Add a fault tolerance option for multi-line json parsing
Before opening a new issue, please make sure you've reviewed the troubleshooting guide: https://github.com/brimdata/brim/wiki/Troubleshooting#opening-an-issue
Is your feature request related to a problem? Please describe. Add a fault tolerance option for multi-line json parsing.
Throw a warning when one line of a multi-line json is parsed incorrectly, skip the line that cannot be parsed and continue parsing. Instead of throwing a warning and stopping the parsing.
Describe the solution you'd like Skip the line that cannot be parsed and continue parsing.
This one has been transferred to the Zed repo since that's where an enhancement would need to first exist. For instance, using Zed commit 28f95a3 and the threelines.ndjson.gz test as was used in https://github.com/brimdata/brim/issues/2554:
$ gzcat threelines.ndjson.gz
{"one": 1}
{"two : 2}
{"three": 3}
$ zq -version
Version: v1.2.0-64-g28f95a3c
$ zq threelines.ndjson.gz
threelines.ndjson.gz: parse error: string literal: unescaped line break
Once a mode exists to handle this at the Zed layer, an enhancement may also be required at the app layer, as it would likely not be functionality we'd enable by default and therefore requires one or more flags (and hence the user would need to toggle the same flag from within the app). For instance, a flag seems required to specify that the input is expected to be newline-delimited JSON, and another flag for the user to indicate that they want to enable this tolerance mode rather than halting input when bad data is encountered.

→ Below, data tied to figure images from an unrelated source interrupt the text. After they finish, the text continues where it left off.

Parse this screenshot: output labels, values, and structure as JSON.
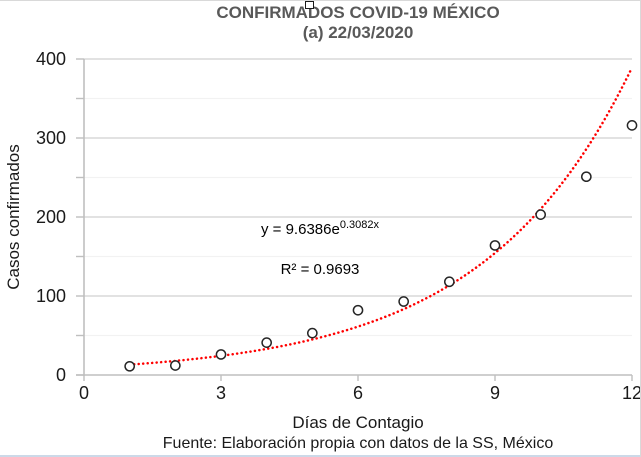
{
  "title": {
    "line1": "CONFIRMADOS COVID-19 MÉXICO",
    "line2": "(a) 22/03/2020"
  },
  "annotations": {
    "equation_base": "y = 9.6386e",
    "equation_exponent": "0.3082x",
    "r_squared": "R² = 0.9693"
  },
  "footer": {
    "source": "Fuente: Elaboración propia con datos de la SS, México"
  },
  "chart_data": {
    "type": "scatter",
    "title": "CONFIRMADOS COVID-19 MÉXICO (a) 22/03/2020",
    "xlabel": "Días de Contagio",
    "ylabel": "Casos confirmados",
    "x": [
      1,
      2,
      3,
      4,
      5,
      6,
      7,
      8,
      9,
      10,
      11,
      12
    ],
    "values": [
      11,
      12,
      26,
      41,
      53,
      82,
      93,
      118,
      164,
      203,
      251,
      316
    ],
    "xlim": [
      0,
      12
    ],
    "ylim": [
      0,
      400
    ],
    "x_ticks": [
      0,
      3,
      6,
      9,
      12
    ],
    "y_ticks": [
      0,
      100,
      200,
      300,
      400
    ],
    "y_minor_step": 50,
    "grid": true,
    "legend": "none",
    "trendline": {
      "type": "exponential",
      "a": 9.6386,
      "b": 0.3082,
      "equation": "y = 9.6386e^(0.3082x)",
      "r2": 0.9693,
      "x_start": 1,
      "x_end": 12,
      "style": "dotted"
    },
    "colors": {
      "trendline": "#ff0000",
      "point_stroke": "#262626",
      "point_fill": "#ffffff",
      "grid_major": "#d9d9d9",
      "grid_minor": "#f2f2f2",
      "axis": "#bfbfbf",
      "tick_text": "#1a1a1a",
      "title_text": "#595959"
    }
  }
}
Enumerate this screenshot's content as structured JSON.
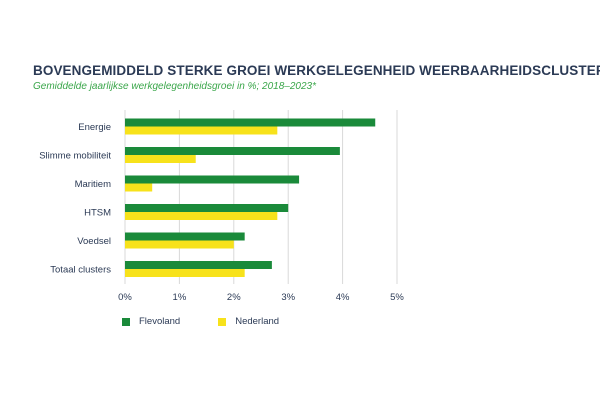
{
  "chart_data": {
    "type": "bar",
    "orientation": "horizontal",
    "title": "BOVENGEMIDDELD STERKE GROEI WERKGELEGENHEID WEERBAARHEIDSCLUSTERS",
    "subtitle": "Gemiddelde jaarlijkse werkgelegenheidsgroei in %; 2018–2023*",
    "categories": [
      "Energie",
      "Slimme mobiliteit",
      "Maritiem",
      "HTSM",
      "Voedsel",
      "Totaal  clusters"
    ],
    "series": [
      {
        "name": "Flevoland",
        "color": "#1a8a3a",
        "values": [
          4.6,
          3.95,
          3.2,
          3.0,
          2.2,
          2.7
        ]
      },
      {
        "name": "Nederland",
        "color": "#f7e21b",
        "values": [
          2.8,
          1.3,
          0.5,
          2.8,
          2.0,
          2.2
        ]
      }
    ],
    "xlim": [
      0,
      5
    ],
    "xticks": [
      "0%",
      "1%",
      "2%",
      "3%",
      "4%",
      "5%"
    ],
    "grid": true,
    "legend_position": "bottom-left"
  }
}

It should also be noted that this is not a limitation unique to Zed tooling. For instance, the jq tool that's very common for multi-line JSON processing also fails.
$ gzcat threelines.ndjson.gz | jq .
{
"one": 1
}
parse error: Invalid string: control characters from U+0000 through U+001F must be escaped at line 3, column 2
@burpheart: I wanted to make you aware that we've come up with an idea to address this at the Zed layer that's now tracked in #4546. Another user had reported an issue similar to yours and I proposed some interim workarounds in https://github.com/brimdata/zui/issues/2756#issuecomment-1522290280 that might also work for your case. I'm going to go ahead and close this particular issue so please feel free to keep an eye on #4546 and see how you like it when the enhancement lands.